The beloved airline, which recently ranked as having the best cabin service in North America, challenged the competition for the second time this year, after previously deploying a similar tactic against WestJet in the spring. 

Earlier in April, Porter presented customers with a limited-time offer to match the loyalty status of WestJet’s patrons with VIPorter levels.

Now, they’re offering Aeroplan members to seamlessly transition to an equivalent VIPorter Avid Traveller status based on their existing membership tier.

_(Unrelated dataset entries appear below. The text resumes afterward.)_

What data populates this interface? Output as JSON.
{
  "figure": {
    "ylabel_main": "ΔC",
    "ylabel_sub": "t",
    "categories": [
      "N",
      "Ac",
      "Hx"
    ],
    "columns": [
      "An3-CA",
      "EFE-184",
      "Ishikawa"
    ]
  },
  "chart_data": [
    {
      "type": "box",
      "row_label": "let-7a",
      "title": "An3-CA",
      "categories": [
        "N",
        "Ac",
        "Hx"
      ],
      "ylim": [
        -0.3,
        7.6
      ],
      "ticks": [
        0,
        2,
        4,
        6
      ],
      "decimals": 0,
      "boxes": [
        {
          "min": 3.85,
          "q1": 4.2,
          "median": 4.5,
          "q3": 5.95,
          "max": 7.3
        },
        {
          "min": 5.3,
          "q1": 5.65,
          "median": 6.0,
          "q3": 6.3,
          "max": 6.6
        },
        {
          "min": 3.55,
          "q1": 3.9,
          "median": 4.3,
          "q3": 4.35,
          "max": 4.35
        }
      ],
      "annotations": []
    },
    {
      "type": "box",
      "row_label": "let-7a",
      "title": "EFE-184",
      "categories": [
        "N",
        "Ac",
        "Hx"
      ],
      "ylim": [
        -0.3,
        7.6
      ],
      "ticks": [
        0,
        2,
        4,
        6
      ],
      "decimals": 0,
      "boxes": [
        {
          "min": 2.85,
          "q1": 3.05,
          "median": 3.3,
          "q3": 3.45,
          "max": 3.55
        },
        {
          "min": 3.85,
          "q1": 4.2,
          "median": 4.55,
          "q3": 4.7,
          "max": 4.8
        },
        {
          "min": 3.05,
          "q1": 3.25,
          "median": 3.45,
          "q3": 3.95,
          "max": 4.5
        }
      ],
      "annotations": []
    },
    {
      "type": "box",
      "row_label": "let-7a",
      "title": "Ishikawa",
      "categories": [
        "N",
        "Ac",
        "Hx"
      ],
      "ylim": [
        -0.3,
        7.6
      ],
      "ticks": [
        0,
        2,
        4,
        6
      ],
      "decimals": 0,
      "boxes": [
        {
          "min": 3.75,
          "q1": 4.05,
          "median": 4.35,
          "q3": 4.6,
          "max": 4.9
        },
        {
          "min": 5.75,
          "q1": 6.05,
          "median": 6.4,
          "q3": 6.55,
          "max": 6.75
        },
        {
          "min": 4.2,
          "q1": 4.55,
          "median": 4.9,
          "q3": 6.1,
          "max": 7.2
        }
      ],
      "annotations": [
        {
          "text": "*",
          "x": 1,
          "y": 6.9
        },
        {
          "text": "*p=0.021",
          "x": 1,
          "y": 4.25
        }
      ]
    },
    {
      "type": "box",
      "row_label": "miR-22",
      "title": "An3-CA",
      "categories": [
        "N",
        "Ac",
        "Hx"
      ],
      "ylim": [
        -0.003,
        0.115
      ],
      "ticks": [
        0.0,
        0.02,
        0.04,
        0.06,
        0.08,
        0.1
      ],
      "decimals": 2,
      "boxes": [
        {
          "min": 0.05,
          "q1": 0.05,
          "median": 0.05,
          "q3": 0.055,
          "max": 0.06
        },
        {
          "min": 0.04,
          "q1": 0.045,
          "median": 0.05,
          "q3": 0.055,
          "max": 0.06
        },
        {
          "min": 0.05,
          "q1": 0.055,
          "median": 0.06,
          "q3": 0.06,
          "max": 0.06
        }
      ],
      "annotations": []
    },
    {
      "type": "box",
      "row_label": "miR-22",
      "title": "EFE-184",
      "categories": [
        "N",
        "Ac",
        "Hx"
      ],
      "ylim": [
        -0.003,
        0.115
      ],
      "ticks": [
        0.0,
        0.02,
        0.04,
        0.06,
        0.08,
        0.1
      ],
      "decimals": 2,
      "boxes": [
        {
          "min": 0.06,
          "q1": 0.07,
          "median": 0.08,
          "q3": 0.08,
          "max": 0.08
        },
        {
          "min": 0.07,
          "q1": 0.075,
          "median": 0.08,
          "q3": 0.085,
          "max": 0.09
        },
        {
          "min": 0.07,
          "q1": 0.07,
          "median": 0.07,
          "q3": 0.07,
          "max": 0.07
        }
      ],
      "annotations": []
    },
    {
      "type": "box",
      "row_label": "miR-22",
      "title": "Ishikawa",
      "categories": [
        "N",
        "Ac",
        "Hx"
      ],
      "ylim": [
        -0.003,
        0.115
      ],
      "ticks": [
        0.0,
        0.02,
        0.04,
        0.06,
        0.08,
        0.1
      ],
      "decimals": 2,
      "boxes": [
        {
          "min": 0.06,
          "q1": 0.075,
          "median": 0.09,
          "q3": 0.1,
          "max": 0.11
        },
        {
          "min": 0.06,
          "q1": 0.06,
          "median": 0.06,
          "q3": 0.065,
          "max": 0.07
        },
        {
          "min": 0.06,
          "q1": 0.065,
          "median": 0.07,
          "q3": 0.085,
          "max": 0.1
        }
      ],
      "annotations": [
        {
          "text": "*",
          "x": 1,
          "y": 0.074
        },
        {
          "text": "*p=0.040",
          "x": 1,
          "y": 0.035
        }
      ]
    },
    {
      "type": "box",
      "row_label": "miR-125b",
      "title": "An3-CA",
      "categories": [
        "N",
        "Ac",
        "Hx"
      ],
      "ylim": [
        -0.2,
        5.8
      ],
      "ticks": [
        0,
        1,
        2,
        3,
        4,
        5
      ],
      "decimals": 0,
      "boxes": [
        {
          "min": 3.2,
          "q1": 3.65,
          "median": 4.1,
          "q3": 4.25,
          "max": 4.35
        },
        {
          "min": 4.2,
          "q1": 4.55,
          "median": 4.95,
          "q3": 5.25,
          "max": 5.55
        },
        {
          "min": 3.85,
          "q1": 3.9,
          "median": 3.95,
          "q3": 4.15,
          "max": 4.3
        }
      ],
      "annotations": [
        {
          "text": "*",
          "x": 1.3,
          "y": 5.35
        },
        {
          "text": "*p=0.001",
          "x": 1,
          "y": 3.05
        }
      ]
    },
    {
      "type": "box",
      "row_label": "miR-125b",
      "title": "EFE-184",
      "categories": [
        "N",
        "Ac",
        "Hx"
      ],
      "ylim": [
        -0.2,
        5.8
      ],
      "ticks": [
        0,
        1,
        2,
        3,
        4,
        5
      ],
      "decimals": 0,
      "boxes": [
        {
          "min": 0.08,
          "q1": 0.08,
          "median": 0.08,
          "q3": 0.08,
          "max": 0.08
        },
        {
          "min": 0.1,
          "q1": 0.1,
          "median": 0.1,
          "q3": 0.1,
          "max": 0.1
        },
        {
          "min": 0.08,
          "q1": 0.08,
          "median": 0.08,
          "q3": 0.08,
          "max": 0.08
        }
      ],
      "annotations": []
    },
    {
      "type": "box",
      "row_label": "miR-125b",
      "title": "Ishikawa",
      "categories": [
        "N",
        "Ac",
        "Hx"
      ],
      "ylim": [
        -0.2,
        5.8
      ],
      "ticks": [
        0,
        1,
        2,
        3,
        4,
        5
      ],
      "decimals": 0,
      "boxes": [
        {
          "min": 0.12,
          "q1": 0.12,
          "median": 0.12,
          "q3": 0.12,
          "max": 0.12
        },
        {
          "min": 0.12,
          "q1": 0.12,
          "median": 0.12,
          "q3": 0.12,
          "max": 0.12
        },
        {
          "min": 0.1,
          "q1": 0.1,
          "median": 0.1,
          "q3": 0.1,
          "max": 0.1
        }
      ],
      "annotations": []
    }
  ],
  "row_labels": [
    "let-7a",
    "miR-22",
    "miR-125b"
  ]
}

Members can then take advantage of an array of travel perks that come with flying Porter, including seat selection, baggage, and flight changes.

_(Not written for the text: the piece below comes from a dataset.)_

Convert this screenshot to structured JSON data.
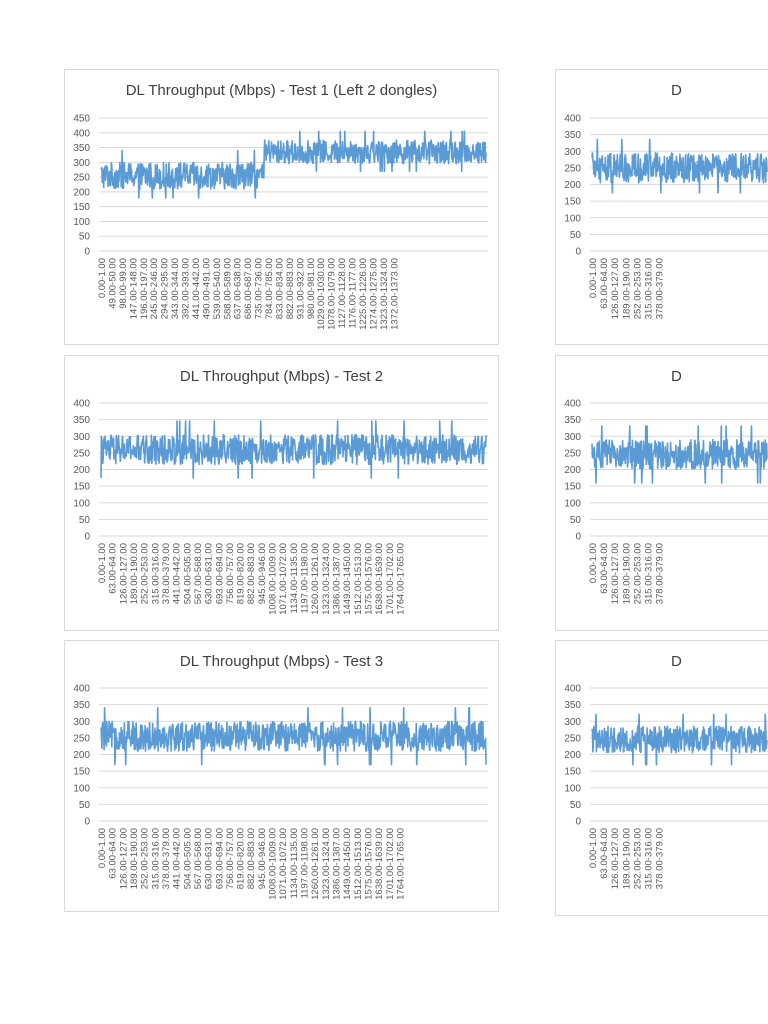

For those currently holding an Aeroplan membership, there are two ways to acquire the Avid Traveller status for the rest of 2023:

Status-Based Match:
  • Aeroplan 25K members = VIPorter Venture
  • Aeroplan 35K members = VIPorter Ascent
  • Aeroplan 50K, 75K, and Super Elite = VIPorter First
Flight Segments-Based Match:
  • 5 flight segments = VIPorter Passport
  • 8 segments = VIPorter Venture
  • 17 segments = VIPorter Ascent
  • 28 or more segments = VIPorter First

Members will have to first submit their applications on Porter’s website. Registration will remain open until September 6, 2023.

In order to maintain their membership level through 2024, customers will have until the end of 2023 to reach the following reduced qualifying spend (QS) targets:

  • Passport = $500 in QS
  • Venture = $750 in QS
  • Ascent = $1500 in QS
  • First = $2500 in QS

Over the past year, Porter has launched an aggressive expansion strategy, including everything from introducing longer flights on newly-purchased jet planes flying out of Toronto Pearson, free WiFi, and a new all-inclusive economy experience.

With Canadians losing both Swoop and Sunwing as WestJet incorporates both into their mainline business, Porter’s direct competition is welcome to keep prices competitive.